The Vellore fort.In an elaborate essay on Cloth, Clothes and Colonialism, Bernard S. Cohn (Colonialism and Its Forms of Knowledge, Princeton, Princeton University Press, 1996) wrote: Europeans explained the nature of Indian headdress in functionalist and materialist terms: the turban was for the protection of the head. Indians clearly did not share the idea that the turban or other headdresses were primarily for protection from the sun. The elaborate decoration of the caps, the jewel-bedecked turbans of the rulers, and the choice of hat as a major symbol of the Nationalist movement all indicate that hats are much more than a form of protection from the heat or the rays of the sun. The turban, a continuation of the traditional costume or mamool was a symbol of honour whereas the topi was a symbol of subordination. Seditious conversations in the bazaars and military lines, wild prophecies and mysterious soothsaying of wandering fakirs, and the suggestive devices of puppet shows and ballads find mention in British records as causes of disaffection among sepoys. However, Manikumar does not elaborate upon them. He attempts to place the sepoys in their locale, namely the social world of the rural peasant, but he does not identify rumours as popular discourses against an interventionist colonial state. David Arnolds Touching the Body: Perspectives on the Indian Plague, 18961900 (in Ranajit Guha edited Subaltern Studies V, Oxford, Oxford University Press, 1987) provides a model for how rumour, as the language of subaltern resistance, forms an important though unconventional source material for writing the history of resistance to colonial rule.
The oppressive nature of land tenure and the distress of peasants owing to famine, death and debility are outlined to reveal how rural society was drastically altered by British rule, leading to the disruption of the mental and moral world of the peasant who could no longer make meaning out of it.

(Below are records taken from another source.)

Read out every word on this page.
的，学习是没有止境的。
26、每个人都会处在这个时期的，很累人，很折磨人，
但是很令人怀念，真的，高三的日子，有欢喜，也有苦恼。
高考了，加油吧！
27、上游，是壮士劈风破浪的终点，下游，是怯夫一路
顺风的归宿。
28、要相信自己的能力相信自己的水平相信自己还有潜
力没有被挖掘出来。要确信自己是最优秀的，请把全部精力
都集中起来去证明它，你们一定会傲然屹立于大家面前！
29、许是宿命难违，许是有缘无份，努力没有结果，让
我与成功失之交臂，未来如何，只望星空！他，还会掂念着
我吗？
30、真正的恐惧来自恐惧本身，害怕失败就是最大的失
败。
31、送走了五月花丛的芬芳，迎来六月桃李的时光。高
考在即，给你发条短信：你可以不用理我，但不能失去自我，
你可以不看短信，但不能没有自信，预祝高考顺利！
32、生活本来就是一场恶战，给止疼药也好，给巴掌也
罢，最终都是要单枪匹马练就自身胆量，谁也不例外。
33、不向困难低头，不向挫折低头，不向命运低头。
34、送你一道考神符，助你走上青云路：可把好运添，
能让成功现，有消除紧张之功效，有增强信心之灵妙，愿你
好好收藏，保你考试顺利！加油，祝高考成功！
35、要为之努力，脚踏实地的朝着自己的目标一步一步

Manikumar offers a critique of pre- and post-Independence explanations of the revolt and concludes that the Vellore revolt was a united revolt of Indian soldiers against the common adversary, the British power. The soldiers did not act on impulse and emotions. They hated the imperial policy and cutting across religious and caste barriers, planned to overthrow the British rule. He identifies the Vellore revolt as what Eric Hobsbawm characterises as proto nationalism and points out that such movements form the necessary base for state-aspiring national movements.

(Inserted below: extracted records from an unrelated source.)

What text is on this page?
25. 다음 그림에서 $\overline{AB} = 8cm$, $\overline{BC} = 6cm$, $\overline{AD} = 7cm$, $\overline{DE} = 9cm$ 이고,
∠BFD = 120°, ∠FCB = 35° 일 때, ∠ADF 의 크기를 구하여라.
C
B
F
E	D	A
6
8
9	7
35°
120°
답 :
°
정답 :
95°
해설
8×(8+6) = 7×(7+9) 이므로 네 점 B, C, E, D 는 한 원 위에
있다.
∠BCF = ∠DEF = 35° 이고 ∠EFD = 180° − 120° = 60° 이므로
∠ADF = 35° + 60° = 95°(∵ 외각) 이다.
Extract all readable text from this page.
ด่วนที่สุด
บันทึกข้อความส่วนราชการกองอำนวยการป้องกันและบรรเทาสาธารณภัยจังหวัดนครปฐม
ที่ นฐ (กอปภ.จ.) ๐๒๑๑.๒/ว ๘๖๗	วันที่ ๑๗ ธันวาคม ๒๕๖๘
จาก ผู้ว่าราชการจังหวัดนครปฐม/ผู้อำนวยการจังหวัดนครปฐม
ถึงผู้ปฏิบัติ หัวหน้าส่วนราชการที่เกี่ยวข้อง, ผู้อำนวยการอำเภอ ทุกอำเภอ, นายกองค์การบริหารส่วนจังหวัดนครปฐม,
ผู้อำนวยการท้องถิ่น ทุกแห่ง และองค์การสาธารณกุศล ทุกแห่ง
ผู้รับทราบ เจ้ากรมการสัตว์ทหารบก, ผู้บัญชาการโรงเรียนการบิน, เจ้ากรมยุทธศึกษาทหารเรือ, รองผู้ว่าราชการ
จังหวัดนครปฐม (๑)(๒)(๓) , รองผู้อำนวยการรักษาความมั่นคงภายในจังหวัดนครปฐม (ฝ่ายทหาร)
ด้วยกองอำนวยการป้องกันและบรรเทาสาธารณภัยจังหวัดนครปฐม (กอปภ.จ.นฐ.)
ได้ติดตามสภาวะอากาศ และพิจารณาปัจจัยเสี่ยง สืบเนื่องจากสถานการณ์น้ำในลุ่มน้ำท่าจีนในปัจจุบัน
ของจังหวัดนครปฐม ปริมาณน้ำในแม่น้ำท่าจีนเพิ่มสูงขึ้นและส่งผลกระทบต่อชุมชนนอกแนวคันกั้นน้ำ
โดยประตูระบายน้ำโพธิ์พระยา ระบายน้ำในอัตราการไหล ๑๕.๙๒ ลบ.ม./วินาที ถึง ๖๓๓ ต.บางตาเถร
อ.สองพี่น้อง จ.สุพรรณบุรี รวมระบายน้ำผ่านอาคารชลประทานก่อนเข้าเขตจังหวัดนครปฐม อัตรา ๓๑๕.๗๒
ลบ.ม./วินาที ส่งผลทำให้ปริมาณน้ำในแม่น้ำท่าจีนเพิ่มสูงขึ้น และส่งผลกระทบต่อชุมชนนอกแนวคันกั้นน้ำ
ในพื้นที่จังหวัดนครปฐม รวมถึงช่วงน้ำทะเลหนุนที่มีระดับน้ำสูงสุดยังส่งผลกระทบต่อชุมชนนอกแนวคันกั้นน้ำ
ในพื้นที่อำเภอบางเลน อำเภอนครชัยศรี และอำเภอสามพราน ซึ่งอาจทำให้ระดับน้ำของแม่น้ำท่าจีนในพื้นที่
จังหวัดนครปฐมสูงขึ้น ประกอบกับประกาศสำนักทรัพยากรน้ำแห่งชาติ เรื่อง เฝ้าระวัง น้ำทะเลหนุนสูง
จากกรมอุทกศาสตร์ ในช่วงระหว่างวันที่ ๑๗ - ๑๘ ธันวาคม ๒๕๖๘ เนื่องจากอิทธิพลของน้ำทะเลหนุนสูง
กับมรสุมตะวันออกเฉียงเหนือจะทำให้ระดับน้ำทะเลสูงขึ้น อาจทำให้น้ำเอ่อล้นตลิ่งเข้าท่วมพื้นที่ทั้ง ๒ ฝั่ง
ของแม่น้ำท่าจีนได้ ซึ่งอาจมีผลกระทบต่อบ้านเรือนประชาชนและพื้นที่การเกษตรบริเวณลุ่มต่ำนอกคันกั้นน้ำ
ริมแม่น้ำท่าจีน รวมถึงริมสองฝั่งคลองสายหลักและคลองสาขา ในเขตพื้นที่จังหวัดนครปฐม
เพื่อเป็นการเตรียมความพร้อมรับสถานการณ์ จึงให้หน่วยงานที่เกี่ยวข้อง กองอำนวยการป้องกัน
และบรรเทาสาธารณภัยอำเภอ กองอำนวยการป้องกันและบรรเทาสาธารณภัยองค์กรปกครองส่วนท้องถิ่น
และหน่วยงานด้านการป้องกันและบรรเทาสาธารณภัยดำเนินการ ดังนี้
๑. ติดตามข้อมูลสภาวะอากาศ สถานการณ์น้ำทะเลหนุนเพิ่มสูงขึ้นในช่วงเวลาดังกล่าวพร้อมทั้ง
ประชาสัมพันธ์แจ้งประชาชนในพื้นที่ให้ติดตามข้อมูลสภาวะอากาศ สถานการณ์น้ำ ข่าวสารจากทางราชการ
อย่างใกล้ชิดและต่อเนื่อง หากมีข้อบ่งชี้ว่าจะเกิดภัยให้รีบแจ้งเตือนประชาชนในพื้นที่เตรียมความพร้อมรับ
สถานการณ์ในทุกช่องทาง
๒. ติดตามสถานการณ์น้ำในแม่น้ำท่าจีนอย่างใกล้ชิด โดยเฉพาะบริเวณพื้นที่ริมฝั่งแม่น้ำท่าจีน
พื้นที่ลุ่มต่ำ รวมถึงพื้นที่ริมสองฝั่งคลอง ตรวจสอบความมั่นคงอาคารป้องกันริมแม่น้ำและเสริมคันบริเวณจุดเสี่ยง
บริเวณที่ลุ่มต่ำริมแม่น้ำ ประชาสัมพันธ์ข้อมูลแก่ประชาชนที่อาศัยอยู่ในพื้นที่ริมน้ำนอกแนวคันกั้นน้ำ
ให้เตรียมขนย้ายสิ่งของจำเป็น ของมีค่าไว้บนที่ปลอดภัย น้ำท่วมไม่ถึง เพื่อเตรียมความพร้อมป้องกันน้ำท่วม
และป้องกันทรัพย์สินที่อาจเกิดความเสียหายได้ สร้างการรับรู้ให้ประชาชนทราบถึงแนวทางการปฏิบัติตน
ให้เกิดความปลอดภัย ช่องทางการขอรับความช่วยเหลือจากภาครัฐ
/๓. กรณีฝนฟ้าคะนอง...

Europeans in the 18th century were building states by establishing and making visible their power in many areas through gradual officialisation procedures. In Great Britain, this process of state building was closely linked with the countrys emergence as an imperial power. India, the jewel in the British Crown, provided the space for the British to experiment with their state-building exercises. John Cradock and Colonel Gillespie were agents of British imperialism, and the revolt of the sepoys at Vellore was a spontaneous uprising against the imperialist agenda. The account of the Vellore revolt by Manikumar brings out a lot of similarities with the revolt of 1857 and rightly gives it its due place in the saga of anti-colonial, anti-imperial resistance in India. The book is a model for research scholars in modern Indian history for its solid use of historical methods and a mine of information for students of the political and cultural history of colonial India.